Come il funzionamento di quello che c’è dietro a Facebook: per qualcuno è talmente inspiegato e inspiegabile da diventare semplicemente una magia. Come se Facebook (che naturalmente continua a essere solo un esempio) fosse in effetti un’entità di genere naturale, analogamente all’acqua che scorre nei fiumi e che, sempre per magia, ci giunge attraverso gli acquedotti. Come se fosse un dato di fatto. Non si tratta qui, ovviamente, di rimpiangere i vecchi tempi delle schede perforate: è ben chiaro che se prima di cominciare a usare il programma di elaborazione di testi con cui scriviamo dovessimo conoscere la fisica quantistica che descrive il comportamento dei transistor sotto la tastiera, tutto si fermerebbe. Il problema è un altro, ed è più sottile e insidioso. Salvo forse per coloro che cercano di conoscere per il piacere della conoscenza, la specie umana ha combattuto l’ignoto perché, pur essendo naturale, è pericoloso: se non si conosce, si muore.
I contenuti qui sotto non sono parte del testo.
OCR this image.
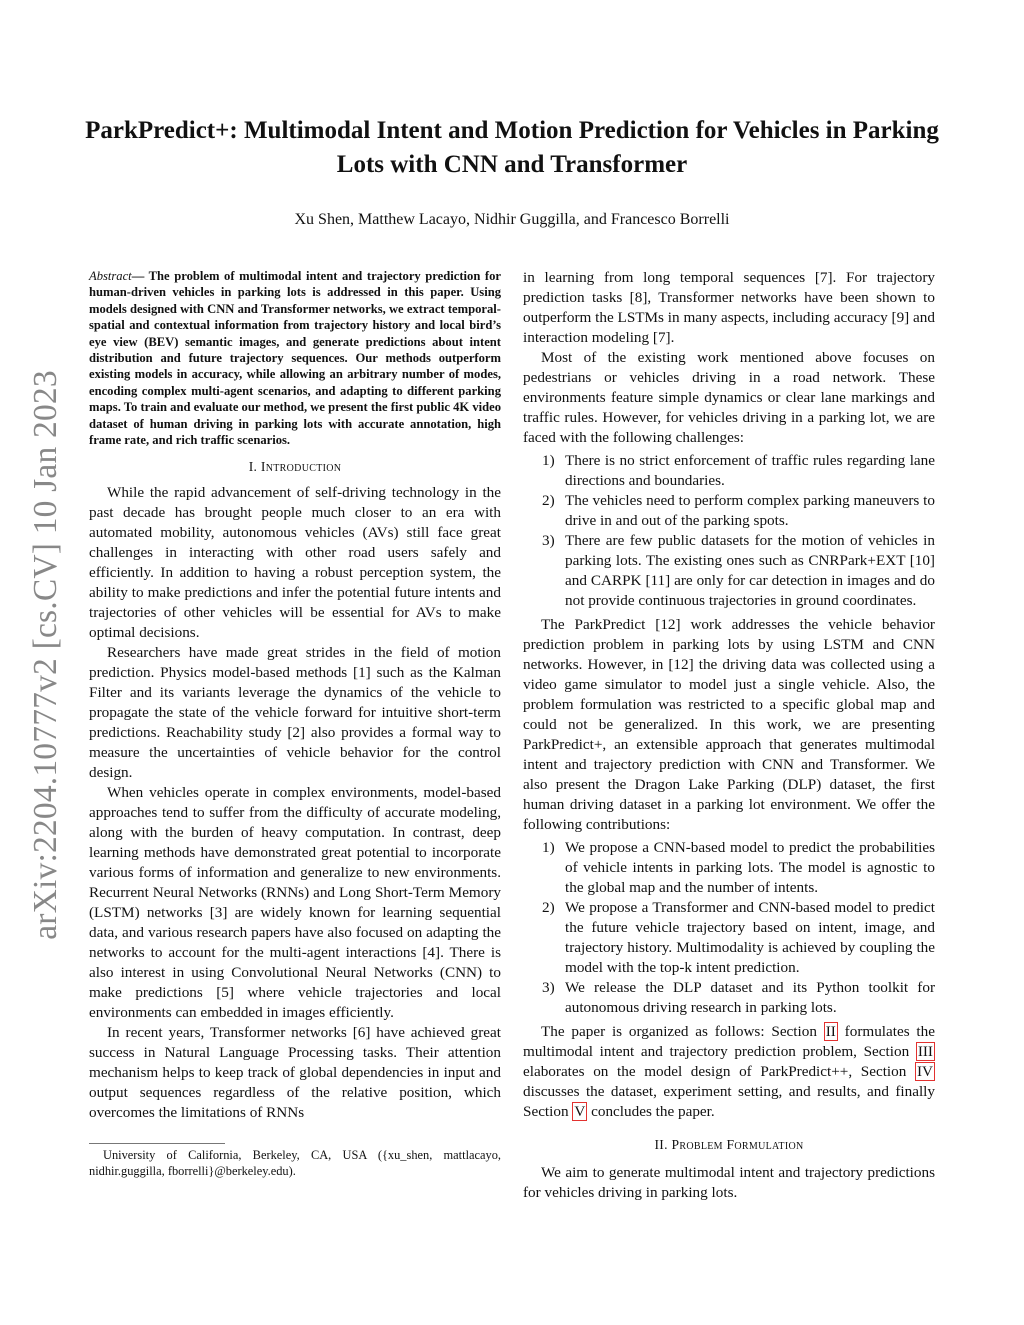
arXiv:2204.10777v2 [cs.CV] 10 Jan 2023
ParkPredict+: Multimodal Intent and Motion Prediction for Vehicles in Parking Lots with CNN and Transformer
Xu Shen, Matthew Lacayo, Nidhir Guggilla, and Francesco Borrelli

Abstract— The problem of multimodal intent and trajectory prediction for human-driven vehicles in parking lots is addressed in this paper. Using models designed with CNN and Transformer networks, we extract temporal-spatial and contextual information from trajectory history and local bird’s eye view (BEV) semantic images, and generate predictions about intent distribution and future trajectory sequences. Our methods outperform existing models in accuracy, while allowing an arbitrary number of modes, encoding complex multi-agent scenarios, and adapting to different parking maps. To train and evaluate our method, we present the first public 4K video dataset of human driving in parking lots with accurate annotation, high frame rate, and rich traffic scenarios.

I. Introduction

While the rapid advancement of self-driving technology in the past decade has brought people much closer to an era with automated mobility, autonomous vehicles (AVs) still face great challenges in interacting with other road users safely and efficiently. In addition to having a robust perception system, the ability to make predictions and infer the potential future intents and trajectories of other vehicles will be essential for AVs to make optimal decisions.

Researchers have made great strides in the field of motion prediction. Physics model-based methods [1] such as the Kalman Filter and its variants leverage the dynamics of the vehicle to propagate the state of the vehicle forward for intuitive short-term predictions. Reachability study [2] also provides a formal way to measure the uncertainties of vehicle behavior for the control design.

When vehicles operate in complex environments, model-based approaches tend to suffer from the difficulty of accurate modeling, along with the burden of heavy computation. In contrast, deep learning methods have demonstrated great potential to incorporate various forms of information and generalize to new environments. Recurrent Neural Networks (RNNs) and Long Short-Term Memory (LSTM) networks [3] are widely known for learning sequential data, and various research papers have also focused on adapting the networks to account for the multi-agent interactions [4]. There is also interest in using Convolutional Neural Networks (CNN) to make predictions [5] where vehicle trajectories and local environments can embedded in images efficiently.

In recent years, Transformer networks [6] have achieved great success in Natural Language Processing tasks. Their attention mechanism helps to keep track of global dependencies in input and output sequences regardless of the relative position, which overcomes the limitations of RNNs

University of California, Berkeley, CA, USA ({xu_shen, mattlacayo, nidhir.guggilla, fborrelli}@berkeley.edu).

in learning from long temporal sequences [7]. For trajectory prediction tasks [8], Transformer networks have been shown to outperform the LSTMs in many aspects, including accuracy [9] and interaction modeling [7].

Most of the existing work mentioned above focuses on pedestrians or vehicles driving in a road network. These environments feature simple dynamics or clear lane markings and traffic rules. However, for vehicles driving in a parking lot, we are faced with the following challenges:

1) There is no strict enforcement of traffic rules regarding lane directions and boundaries.
2) The vehicles need to perform complex parking maneuvers to drive in and out of the parking spots.
3) There are few public datasets for the motion of vehicles in parking lots. The existing ones such as CNRPark+EXT [10] and CARPK [11] are only for car detection in images and do not provide continuous trajectories in ground coordinates.

The ParkPredict [12] work addresses the vehicle behavior prediction problem in parking lots by using LSTM and CNN networks. However, in [12] the driving data was collected using a video game simulator to model just a single vehicle. Also, the problem formulation was restricted to a specific global map and could not be generalized. In this work, we are presenting ParkPredict+, an extensible approach that generates multimodal intent and trajectory prediction with CNN and Transformer. We also present the Dragon Lake Parking (DLP) dataset, the first human driving dataset in a parking lot environment. We offer the following contributions:

1) We propose a CNN-based model to predict the probabilities of vehicle intents in parking lots. The model is agnostic to the global map and the number of intents.
2) We propose a Transformer and CNN-based model to predict the future vehicle trajectory based on intent, image, and trajectory history. Multimodality is achieved by coupling the model with the top-k intent prediction.
3) We release the DLP dataset and its Python toolkit for autonomous driving research in parking lots.

The paper is organized as follows: Section II formulates the multimodal intent and trajectory prediction problem, Section III elaborates on the model design of ParkPredict++, Section IV discusses the dataset, experiment setting, and results, and finally Section V concludes the paper.

II. Problem Formulation

We aim to generate multimodal intent and trajectory predictions for vehicles driving in parking lots.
La novità di oggi è che l’ignoto di Facebook non appare minimamente minaccioso, e anzi, proprio grazie a interfacce gradevoli, eleganti e attraenti, è rassicurante: “stai pure tranquillo: non c’è alcun bisogno che tu sappia”. Questo è un potenziale pericolo radicale: interfacce amichevoli stanno uccidendo la curiosità e il gusto di “leggere dentro” (uno dei possibili etimi di “intelligenza”) nelle cose. E questo, se anche solo parzialmente si realizzasse, sarebbe catastrofico.
Il problema più radicale di un’eventuale regressione verso la magia è infatti che inverte la direzione di un percorso culturale che la nostra società ha intrapreso da secoli e che ha un fondamento epistemologico che si può leggere chiaramente in filigrana. Gli esseri umani hanno un bisogno psicologico profondo di rispondere a domande-perché, cioè di trovare spiegazioni (a partire dalle domande “papà, perché…?” iterate dei bambini), e ciò almeno perché, appunto, le spiegazioni sono efficaci strumenti di cui ci siamo dotati evolutivamente per aumentare le nostre probabilità di sopravvivenza.
Sono queste qualità che hanno generato la tecnologia, cioè la conoscenza generale, e quindi appunto basata su leggi, del saper fare, e del saper risolvere efficacemente problemi. “Perché c’è stato questo rumore nel cielo?” “Perché oggi Zeus è arrabbiato”. Questa spiegazione è forse suggestiva ma non è di alcuna utilità se vogliamo imparare dall’esperienza a prevedere qualche aspetto di quello che potrebbe succedere nel futuro, e trarne le opportune conseguenze.
La sfida è importante: possiamo imparare a usare gli strumenti che la tecnologia ci mette a disposizione senza perderci nella complessità di quello che “c’è dentro” ma nello stesso tempo essendone utenti critici e consapevoli? Possiamo rimanere noi a governare gli strumenti, invece che (rischiare di) diventare schiavi degli strumenti stessi, e quindi attraverso di essi di coloro che li hanno prodotti? Insieme con la tecnologia in quanto tale, sono in gioco le condizioni della diffusione sociale dei suoi strumenti, della psicologia dei loro utenti, e perfino dell’etica di coloro che, a vario titolo, cercano di controllare questa nuova-nascente cybersocietà (il prefisso cyber deriva dal greco — ancora una volta… — e richiama il timoniere della nave): l’auspicata società della conoscenza non diventerà una società del controllo solo se il piacere di conoscere rimarrà una qualità degli esseri umani.
Ma, per vincere questa sfida, cosa è necessario conoscere? e come è appropriato impararlo? e quindi come aiutare nel processo di apprendimento?